On the whole, however, the District Court did not improperly usurp the jury‘s role in assessing Dr. Jewell‘s credibility. There is sufficient reason to find Dr. Jewell‘s testimony was unreliable. Indeed, “any step that renders the analysis unreliable under the Daubert factors renders the expert‘s testimony inadmissible.”68 The fact that Dr. Jewell unreliably applied the techniques underlying the weight of the evidence analysis and the factors of the Bradford Hill analysis satisfies this standard for inadmissibility.
III.
This case involves complicated facts, statistical methodology, and competing claims of approрriate standards for assessing causality from observational epidemiological studies.
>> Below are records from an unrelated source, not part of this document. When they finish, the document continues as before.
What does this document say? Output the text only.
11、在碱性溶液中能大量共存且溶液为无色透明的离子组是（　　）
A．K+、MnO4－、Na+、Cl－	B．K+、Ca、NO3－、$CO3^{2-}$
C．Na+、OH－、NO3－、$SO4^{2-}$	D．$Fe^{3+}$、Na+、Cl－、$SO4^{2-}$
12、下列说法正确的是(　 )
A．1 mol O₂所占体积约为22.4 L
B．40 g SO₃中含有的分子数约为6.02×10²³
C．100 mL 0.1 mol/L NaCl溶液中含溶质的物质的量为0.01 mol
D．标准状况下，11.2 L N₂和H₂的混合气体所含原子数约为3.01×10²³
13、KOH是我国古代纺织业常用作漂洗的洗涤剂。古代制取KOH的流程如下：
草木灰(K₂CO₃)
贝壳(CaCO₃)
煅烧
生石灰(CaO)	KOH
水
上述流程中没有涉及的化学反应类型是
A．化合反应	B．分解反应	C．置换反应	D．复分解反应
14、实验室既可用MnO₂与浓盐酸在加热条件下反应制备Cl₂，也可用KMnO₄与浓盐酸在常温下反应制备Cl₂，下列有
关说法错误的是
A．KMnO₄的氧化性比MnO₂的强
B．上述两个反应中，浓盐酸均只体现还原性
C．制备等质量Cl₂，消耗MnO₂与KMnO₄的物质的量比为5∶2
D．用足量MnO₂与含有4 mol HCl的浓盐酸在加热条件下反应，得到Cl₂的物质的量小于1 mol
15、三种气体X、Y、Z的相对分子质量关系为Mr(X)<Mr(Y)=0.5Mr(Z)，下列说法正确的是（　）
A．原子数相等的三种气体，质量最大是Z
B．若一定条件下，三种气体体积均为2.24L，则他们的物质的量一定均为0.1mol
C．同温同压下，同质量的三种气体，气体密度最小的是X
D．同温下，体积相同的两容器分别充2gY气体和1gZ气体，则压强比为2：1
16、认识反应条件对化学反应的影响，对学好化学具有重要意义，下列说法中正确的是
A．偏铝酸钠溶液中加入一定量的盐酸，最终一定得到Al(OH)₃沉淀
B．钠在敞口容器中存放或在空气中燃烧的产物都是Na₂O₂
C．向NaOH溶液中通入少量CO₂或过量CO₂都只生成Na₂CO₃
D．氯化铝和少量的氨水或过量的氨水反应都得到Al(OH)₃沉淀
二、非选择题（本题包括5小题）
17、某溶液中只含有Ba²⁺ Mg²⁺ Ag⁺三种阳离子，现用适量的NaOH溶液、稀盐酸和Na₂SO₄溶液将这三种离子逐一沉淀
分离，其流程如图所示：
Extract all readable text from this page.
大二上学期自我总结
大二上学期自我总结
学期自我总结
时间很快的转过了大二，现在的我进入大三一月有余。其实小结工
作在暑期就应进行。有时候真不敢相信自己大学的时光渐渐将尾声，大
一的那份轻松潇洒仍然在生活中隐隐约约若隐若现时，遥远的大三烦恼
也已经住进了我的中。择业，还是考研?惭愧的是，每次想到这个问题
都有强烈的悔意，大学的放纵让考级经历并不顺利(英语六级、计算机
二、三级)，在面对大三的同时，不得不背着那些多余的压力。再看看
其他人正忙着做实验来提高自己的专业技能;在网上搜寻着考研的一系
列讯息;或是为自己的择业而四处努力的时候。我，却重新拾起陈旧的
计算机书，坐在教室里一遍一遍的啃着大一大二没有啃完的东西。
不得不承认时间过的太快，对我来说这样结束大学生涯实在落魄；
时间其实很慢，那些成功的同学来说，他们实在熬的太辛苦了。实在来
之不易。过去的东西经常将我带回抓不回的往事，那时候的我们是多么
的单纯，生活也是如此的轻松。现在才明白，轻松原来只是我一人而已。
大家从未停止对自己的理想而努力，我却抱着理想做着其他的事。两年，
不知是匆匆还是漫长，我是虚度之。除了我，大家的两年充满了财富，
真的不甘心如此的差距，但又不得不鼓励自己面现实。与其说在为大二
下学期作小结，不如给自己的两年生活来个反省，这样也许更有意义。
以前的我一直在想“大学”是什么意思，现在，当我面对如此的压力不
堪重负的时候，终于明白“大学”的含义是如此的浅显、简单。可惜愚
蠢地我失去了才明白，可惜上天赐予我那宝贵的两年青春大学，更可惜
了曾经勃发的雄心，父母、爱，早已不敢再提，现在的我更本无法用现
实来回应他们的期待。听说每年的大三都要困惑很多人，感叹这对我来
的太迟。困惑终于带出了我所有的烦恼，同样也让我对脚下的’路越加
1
Ultimately, however, the issue is quite clear. As a gatekeeper, courts are supposed to ensure that the testimony given to the jury is reliable and will be more informative than confusing. Dr. Jewell‘s application of his purported methods does not satisfy this standard. By applying different techniques to subsets of the data and inconsistently discussing statistical significance, Dr. Jewell does not reliably analyze the weight of the evidence. Selecting these conclusions to discuss certain Bradford Hill factors also contributes to the unreliability. While the District Court may have flagged a few issues that are not necessarily indicative of an unreliable application of methods, there is certainly sufficient evidence on the record to suggest that the court did not abuse its discretion in excluding Dr. Jewell as an expert on the basis of the unreliability of his methods. For these reasons, we will affirm the orders of the District Court, excluding the testimony of Dr. Jewell and granting summary judgment in favor of Pfizer.